Conclui, pedindo a condenação da seguradora no pagamento das indemnizações decorrentes da caracterização deste acidente como sendo de trabalho.
A seguradora veio apresentar contestação, pedindo a sua absolvição do pedido, alegando, em síntese, que na data e hora do acidente a sinistrada encontrava-se ainda no logradouro da sua residência, pelo que o mesmo não deverá ser caracterizado como sendo de trabalho, recaindo o risco sobre a sinistrada.
Ordenada a intervenção processual do empregador, este veio contestar, arguindo a sua ilegitimidade, em virtude de à data do sinistro vigorar contrato de seguro celebrado com a co-R. seguradora, mediante o qual havia transferido para esta a sua responsabilidade por acidentes de trabalho que a A. sofresse ao seu serviço, como sucedeu no caso dos autos.

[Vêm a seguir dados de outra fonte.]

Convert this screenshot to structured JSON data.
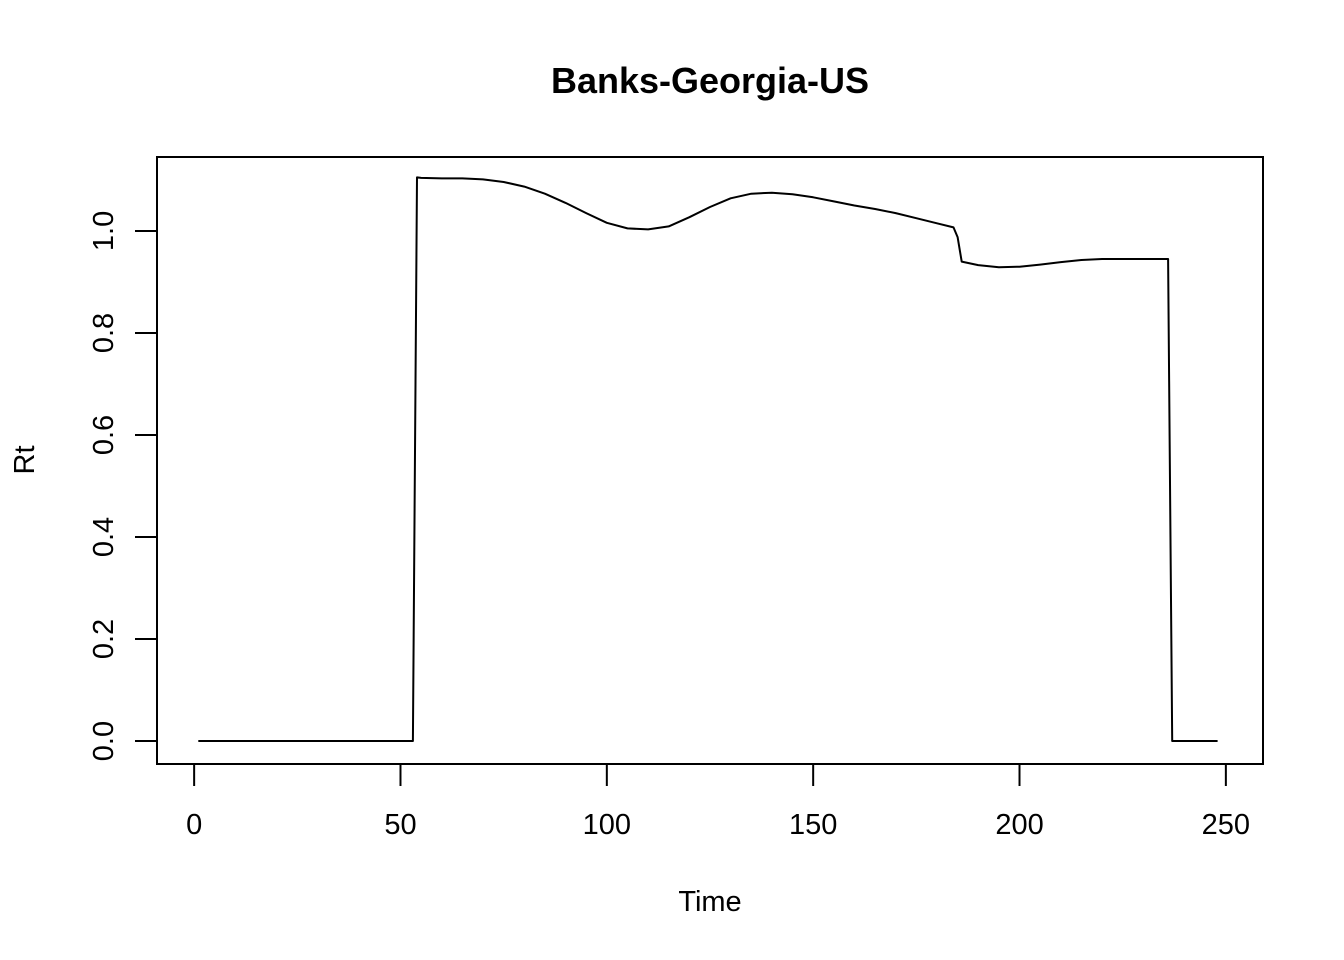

Tendo os autos prosseguido, foi proferida sentença que terminou com o seguinte dispositivo: «Tudo visto e nos termos expostos, julga-se a presente acção parcialmente procedente por provada e em consequência, absolve-se o R. CENTRO SOCIAL E PAROQUIAL DE ... dos pedidos formulados pela A. e condena-se a aqui demandada seguradora X, Companhia de Seguros, S.A. a pagar à mesma demandante a título de indemnização devida pelo período de ITA (de 162 dias – de 11/01/2019 a 21/06/2019) a quantia de € 3.131,08 (três mil cento e trinta e um euros e oito cêntimos), e a pensão anual e vitalícia de € 211,64 (duzentos e onze euros e sessenta e quatro cêntimos), acrescidas ambas as quantias dos respectivos juros de mora vencidos nos termos do art. 135º do C.P.T., desde o dia seguinte ao da alta clínica – 22/06/2019.
Mais se condena a demandada seguradora a pagar à A. a quantia de € 25,00 (vinte e cinco euros), acrescida igualmente dos respectivos juros de mora, vencidos à taxa legal desde o auto de não conciliação de fls. 84 – 08/07/2020.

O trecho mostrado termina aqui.